Oddly enough, Brazil didn’t nearly make the list despite its sixth-place GDP of $2.5 trillion. With just 33.6 tonnes, it “ranks a surprising 52nd in the world among gold holders,” reported 24/7 Wall St. Friday’s Bloomberg dispatch, however, noted that Brazil is now adding to its reserves for the first time since December 2008.
But do central banks and the International Monetary Fund really have the gold they claim to have? In a Thursday GoldSeek post Lars Schall quotes financial analyst and investment manager Marshall Auerback, who said they might “in a strict accounting sense.” But he believes they’re leasing the gold. “From a flow standpoint, it’s irrelevant whether the gold is sold or lent, as it still appears as supply in the market.”
He added, “Gold that has been lent out and melted down to become, say, part of some Indian bride’s dowry will not be coming back into the market.

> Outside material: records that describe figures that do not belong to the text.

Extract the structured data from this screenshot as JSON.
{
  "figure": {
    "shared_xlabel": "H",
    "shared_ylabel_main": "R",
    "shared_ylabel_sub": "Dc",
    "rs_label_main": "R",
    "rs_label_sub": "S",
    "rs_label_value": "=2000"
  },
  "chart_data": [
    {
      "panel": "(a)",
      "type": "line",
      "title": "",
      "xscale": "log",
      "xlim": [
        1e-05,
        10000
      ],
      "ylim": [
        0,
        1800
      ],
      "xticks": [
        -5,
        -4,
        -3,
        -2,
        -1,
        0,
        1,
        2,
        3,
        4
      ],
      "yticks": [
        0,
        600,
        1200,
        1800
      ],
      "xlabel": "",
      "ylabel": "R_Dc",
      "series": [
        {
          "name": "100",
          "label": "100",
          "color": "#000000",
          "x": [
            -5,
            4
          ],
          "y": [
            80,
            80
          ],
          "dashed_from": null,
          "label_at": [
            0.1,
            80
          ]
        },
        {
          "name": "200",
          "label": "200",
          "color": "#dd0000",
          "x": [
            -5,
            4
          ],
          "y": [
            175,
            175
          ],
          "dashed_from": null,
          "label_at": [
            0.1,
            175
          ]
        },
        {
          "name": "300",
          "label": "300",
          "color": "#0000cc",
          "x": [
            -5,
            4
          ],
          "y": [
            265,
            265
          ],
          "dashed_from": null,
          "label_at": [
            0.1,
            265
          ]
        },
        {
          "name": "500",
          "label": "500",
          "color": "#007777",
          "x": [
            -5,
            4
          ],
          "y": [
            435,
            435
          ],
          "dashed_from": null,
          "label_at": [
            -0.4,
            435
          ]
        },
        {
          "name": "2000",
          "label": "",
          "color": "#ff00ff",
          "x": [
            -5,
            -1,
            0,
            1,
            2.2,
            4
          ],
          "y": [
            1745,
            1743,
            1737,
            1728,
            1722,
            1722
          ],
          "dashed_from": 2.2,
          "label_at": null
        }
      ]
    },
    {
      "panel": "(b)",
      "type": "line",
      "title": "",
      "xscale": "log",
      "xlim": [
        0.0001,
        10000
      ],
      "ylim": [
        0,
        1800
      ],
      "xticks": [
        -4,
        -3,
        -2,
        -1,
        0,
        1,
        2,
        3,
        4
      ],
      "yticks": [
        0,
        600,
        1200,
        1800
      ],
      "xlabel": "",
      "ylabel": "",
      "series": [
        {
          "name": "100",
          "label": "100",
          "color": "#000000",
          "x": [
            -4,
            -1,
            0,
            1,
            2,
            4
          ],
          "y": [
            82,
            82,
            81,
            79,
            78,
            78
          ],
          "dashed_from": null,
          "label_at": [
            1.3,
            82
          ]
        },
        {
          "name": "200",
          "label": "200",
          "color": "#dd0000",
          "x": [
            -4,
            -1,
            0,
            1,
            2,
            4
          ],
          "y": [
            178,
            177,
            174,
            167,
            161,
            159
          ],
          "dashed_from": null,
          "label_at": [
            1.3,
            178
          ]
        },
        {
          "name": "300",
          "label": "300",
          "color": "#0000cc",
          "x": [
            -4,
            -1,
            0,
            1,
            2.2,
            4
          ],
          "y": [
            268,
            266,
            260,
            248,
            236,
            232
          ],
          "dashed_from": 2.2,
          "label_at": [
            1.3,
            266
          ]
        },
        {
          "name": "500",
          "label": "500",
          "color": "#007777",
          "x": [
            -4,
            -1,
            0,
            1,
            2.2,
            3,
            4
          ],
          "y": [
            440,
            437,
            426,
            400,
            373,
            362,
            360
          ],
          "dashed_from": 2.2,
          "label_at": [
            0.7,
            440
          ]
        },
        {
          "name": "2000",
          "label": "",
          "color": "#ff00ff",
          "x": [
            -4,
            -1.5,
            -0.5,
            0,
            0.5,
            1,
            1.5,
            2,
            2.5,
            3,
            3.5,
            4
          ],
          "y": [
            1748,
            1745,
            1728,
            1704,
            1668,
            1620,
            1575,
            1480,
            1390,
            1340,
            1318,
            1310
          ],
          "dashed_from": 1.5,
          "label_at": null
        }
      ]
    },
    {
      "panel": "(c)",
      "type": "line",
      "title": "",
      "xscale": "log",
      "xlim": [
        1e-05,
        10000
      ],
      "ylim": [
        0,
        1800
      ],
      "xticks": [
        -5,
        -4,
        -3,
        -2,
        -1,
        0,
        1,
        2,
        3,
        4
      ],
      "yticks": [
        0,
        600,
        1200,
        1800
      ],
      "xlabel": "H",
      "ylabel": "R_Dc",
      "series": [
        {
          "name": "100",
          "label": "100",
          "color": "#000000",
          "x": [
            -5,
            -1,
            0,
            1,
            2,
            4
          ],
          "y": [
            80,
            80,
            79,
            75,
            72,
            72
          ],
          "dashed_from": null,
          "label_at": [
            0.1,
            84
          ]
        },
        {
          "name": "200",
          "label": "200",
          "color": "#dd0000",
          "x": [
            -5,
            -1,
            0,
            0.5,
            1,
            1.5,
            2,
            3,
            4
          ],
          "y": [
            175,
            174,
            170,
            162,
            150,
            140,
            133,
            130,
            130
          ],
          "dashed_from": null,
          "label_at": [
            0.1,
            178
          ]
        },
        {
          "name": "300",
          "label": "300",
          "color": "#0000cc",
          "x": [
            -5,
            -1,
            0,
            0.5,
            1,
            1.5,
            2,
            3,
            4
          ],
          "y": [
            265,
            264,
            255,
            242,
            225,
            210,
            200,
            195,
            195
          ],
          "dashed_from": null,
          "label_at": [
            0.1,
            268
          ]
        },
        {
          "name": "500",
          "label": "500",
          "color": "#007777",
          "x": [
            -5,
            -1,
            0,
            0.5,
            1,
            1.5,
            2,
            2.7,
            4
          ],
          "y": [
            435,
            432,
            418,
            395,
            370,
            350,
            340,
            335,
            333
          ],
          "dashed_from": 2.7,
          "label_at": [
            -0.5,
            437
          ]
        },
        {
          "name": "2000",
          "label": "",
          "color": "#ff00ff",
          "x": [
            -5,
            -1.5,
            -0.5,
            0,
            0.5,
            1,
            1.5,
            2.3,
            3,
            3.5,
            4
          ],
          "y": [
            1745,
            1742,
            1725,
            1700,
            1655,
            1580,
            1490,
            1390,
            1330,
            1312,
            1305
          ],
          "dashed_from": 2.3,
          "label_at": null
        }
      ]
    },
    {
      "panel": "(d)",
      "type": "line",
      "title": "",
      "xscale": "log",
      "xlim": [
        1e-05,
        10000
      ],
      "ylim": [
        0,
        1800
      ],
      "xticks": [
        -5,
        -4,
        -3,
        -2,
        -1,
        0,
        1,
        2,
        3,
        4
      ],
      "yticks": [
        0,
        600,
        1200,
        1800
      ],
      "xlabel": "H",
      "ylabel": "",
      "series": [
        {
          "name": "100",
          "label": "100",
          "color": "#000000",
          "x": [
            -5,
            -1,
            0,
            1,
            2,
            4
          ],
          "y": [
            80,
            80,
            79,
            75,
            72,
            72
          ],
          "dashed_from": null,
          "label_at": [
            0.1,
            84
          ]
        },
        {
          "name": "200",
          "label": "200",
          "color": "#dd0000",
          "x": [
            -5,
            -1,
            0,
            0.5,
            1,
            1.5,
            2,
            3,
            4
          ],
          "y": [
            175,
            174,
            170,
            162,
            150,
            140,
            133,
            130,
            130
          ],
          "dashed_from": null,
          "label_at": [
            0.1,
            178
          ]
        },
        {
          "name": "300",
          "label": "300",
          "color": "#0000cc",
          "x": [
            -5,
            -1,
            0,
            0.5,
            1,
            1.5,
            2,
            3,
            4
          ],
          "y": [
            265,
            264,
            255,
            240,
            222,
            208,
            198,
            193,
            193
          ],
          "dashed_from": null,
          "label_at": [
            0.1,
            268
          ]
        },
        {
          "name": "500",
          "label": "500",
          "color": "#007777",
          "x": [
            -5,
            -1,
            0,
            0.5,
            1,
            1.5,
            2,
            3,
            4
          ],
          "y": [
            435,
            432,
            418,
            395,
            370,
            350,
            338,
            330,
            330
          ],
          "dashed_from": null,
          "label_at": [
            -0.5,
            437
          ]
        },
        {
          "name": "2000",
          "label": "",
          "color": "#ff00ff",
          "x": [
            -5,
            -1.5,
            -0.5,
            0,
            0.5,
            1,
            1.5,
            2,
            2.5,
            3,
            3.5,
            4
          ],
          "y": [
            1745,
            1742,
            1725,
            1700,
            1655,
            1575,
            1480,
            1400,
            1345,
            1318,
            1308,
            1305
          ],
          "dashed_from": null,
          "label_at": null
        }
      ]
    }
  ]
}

Ultimately, I think, the central banks will ratify this in an accounting sense by reclassifying the leased gold as sold, so from a stock standpoint, that will validate [the Gold Anti-Trust Action Committee’s] argument that there is far less gold being held by the central banks than is commonly believed.”
Schall tried posing some GATA questions to key institutions. As his correspondence shows, answers weren’t forthcoming.
No more Hana Banana in Botswana
Under a definitive agreement announced Wednesday evening, Cupric Canyon Capital LP will acquire 100% of Hana Mining Ltd TSXV:HMG in an all-cash deal worth $0.82 a share or approximately $67 million. Cupric already holds an 18.6% interest in the company. After closing Wednesday at $0.455, Hana shares shot up to a Thursday high of $0.82, then settled at $0.79 until Friday’s close.
Subject to shareholder and regulatory approval, the agreement will deprive mining writers of a significant source of repetitive rhyming. Hana’s Ghanzi Copper-Silver Project in northwestern Botswana has provided a steady stream of news, much of it from the Banana Zone.